Nowadays the canal over the M50 is a protected ecological area. Up until recently, it contained a strange green slime found nowhere else on earth. Slimus Humungus, to give its more technical name, was thought to exist almost entirely on empty crisp packets and coke cans, as evidenced by the large abundance of these that thoughtful passers-by deposited into the canal. Coincidentally, this slime reputedly formed the staple diet of the aforementioned Snarkletworp and Dragons.
Such was the rarity and importance of this slime that in 1980, the Rainbow Warrior made headline news throughout the world, as it successfully frustrated attempts by The Don’t-Give-Two-Hoots-About-The-Environment Chemical Company to build a seventy six storey chemical plant in the middle of the canal.

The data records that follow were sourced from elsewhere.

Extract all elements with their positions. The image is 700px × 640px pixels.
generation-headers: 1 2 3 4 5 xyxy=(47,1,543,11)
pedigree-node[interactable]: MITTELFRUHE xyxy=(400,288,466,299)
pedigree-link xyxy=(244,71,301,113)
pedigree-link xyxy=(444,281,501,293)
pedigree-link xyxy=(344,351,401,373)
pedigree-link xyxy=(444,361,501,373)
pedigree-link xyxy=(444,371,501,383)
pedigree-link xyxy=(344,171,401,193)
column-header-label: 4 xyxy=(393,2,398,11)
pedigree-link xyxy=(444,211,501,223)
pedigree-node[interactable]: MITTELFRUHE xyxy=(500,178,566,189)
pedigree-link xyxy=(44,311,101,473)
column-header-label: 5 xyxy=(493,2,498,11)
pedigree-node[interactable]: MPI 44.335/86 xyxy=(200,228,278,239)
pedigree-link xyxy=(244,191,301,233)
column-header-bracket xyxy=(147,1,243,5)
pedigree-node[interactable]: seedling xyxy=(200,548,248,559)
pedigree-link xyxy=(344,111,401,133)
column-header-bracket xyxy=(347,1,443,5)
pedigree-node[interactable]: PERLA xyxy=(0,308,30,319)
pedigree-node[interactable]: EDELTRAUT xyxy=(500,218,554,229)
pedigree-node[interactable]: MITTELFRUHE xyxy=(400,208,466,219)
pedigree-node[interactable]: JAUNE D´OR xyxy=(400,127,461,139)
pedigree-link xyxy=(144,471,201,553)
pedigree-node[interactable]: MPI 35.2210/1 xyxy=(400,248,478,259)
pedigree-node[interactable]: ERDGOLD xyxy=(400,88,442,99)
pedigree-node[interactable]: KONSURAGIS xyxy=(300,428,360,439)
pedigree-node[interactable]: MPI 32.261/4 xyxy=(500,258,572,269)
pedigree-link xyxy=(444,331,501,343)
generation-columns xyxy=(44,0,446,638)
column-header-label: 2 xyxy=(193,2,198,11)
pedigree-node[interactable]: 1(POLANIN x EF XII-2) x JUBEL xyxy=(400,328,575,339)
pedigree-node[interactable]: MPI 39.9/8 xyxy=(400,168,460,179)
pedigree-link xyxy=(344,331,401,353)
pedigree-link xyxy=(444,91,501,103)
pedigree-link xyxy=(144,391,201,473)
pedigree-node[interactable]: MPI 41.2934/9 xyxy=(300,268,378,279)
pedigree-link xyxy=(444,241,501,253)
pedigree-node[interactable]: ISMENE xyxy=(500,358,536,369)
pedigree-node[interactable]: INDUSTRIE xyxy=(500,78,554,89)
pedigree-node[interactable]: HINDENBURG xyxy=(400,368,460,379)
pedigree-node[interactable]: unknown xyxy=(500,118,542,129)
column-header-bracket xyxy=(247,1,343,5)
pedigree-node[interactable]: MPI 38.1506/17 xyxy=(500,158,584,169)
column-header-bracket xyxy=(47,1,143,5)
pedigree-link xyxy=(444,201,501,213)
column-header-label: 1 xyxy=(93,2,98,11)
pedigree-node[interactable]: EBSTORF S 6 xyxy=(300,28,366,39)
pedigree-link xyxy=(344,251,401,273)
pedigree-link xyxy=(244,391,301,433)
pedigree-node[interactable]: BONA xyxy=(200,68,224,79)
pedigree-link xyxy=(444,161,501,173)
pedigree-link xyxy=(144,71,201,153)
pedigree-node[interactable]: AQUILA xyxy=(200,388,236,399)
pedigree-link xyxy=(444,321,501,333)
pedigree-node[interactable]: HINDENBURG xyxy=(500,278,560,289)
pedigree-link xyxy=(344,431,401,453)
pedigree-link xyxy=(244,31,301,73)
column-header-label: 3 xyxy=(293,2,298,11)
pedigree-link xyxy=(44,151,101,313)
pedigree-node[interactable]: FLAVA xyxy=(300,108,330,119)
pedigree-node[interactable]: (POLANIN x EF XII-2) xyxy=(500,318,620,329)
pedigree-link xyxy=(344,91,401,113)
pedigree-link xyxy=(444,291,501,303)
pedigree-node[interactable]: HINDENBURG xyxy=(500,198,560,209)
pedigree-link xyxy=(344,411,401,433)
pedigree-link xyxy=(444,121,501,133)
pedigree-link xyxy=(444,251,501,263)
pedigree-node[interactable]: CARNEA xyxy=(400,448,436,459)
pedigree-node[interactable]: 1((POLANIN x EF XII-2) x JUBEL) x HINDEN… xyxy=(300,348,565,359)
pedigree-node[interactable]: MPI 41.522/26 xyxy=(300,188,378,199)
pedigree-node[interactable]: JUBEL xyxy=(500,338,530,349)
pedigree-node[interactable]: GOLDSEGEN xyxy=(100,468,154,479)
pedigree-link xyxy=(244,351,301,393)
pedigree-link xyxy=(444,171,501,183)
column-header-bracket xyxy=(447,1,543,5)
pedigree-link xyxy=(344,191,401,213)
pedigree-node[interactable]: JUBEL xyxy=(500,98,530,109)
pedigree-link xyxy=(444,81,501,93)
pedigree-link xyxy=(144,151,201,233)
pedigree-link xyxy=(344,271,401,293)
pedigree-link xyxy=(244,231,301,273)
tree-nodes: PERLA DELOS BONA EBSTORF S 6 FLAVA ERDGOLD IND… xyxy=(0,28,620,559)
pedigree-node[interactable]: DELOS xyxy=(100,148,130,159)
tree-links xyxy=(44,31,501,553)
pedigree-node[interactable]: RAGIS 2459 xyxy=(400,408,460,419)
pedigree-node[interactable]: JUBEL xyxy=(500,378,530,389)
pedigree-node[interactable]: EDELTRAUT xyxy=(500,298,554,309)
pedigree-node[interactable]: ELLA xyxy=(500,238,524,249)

The famous slime mysteriously disappeared a few years ago, when the newly-formed Canal Trust decided to “clean it up.” Its absence means that you are unlikely to encounter a Snarkletworp, when traversing the M50.
Yes, this truly is a magical place. Here, with the traffic roaring above your head and the stationary traffic below honking their horns as they approach the toll-bridge, and with the overcrowded train from Maynooth steaming past with its cargo of miserably squashed commuters, here it is possible to lie back on the soft earth and imagine a simpler, yet richer world, a world where nubile young maidens would cavort naked in the canal’s crystal waters and wash each other’s backs, [mind you, I don’t need to lie back near a canal to imagine that] ; a world devoid of bank charges and “Celebrity Wife Swap” and mobile phones; a world of perfect calm entirely surrounded by the maelstrom that is modern life.
Such places are rare. We should cherish them.